February proved to be a testing period for Indian markets, with the Nifty50 index witnessing a significant decline of 6%. However, Nifty Bank, which tracks the most liquid and large-cap banking stocks, displayed relative resilience, declining by only 2.51%. Despite this outperformance, the index extended its losing streak for the third consecutive month.
As a key benchmark for tracking the performance of the banking sector in India, Nifty Bank consists of a maximum of 12 companies listed on the National Stock Exchange (NSE). The index serves as a crucial indicator for investors and market participants assessing the capital market performance of Indian banks.
On March 3, 2025, Nifty Bank opened higher but struggled to break past the previous session’s high of 48,574.50 convincingly. On the downside, it momentarily dipped below its January swing low before bouncing back. By 2:36 PM, the index was down by 0.42%, yet it managed to hold above the crucial 48,000 level.

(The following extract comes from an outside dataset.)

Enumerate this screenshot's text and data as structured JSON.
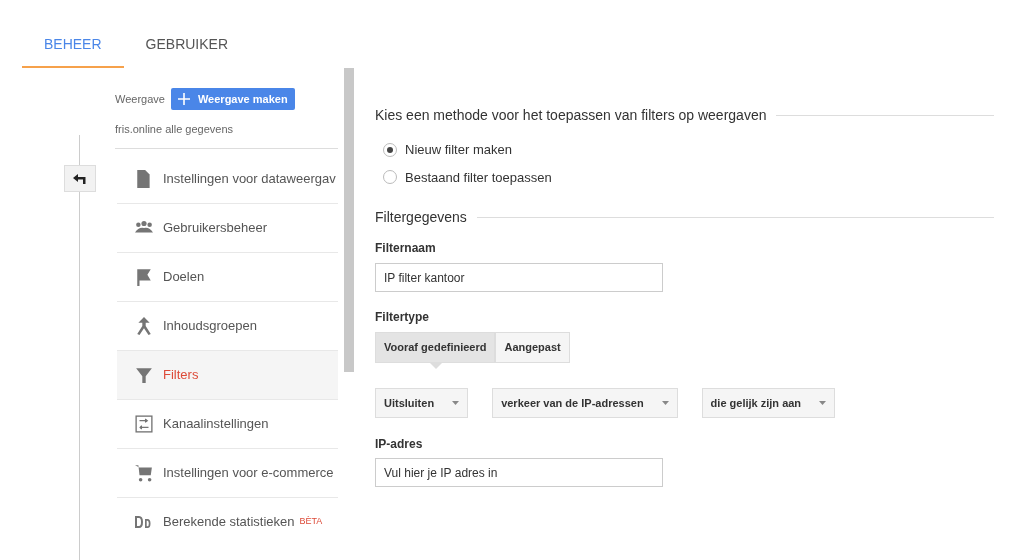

The market breadth reflected mixed sentiments, with 7 out of 12 banking stocks trading in the red, while 5 stocks showed gains. ICICI Bank and SBI played a key role in supporting recovery from lower levels, whereas HDFC Bank and Axis Bank exerted downward pressure on the index.
A look at historical trends since 2015 reveals a varied performance for Nifty Bank in March. The index ended the month in negative territory on four occasions, including the steep 34.32% plunge in March 2020 during the COVID-19 crisis.
Conversely, there have been instances where Nifty Bank delivered impressive double-digit gains. Notably, in March 2016 and 2019, the index surged by 15.74% and 13.58%, respectively. This historical volatility raises a compelling question—will Nifty Bank rebound and end March 2025 in the green?
While past performance offers insights, market movements depend on multiple factors, including macroeconomic developments, banking sector performance, and global market cues. Investors will closely watch whether Nifty Bank can break its losing streak and deliver a positive return this March.
Disclaimer: This blog has been written exclusively for educational purposes. The securities mentioned are only examples and not recommendations. This does not constitute a personal recommendation/investment advice. It does not aim to influence any individual or entity to make investment decisions. Recipients should conduct their own research and assessments to form an independent opinion about investment decisions.
Investments in the securities market are subject to market risks, read all the related documents carefully before investing.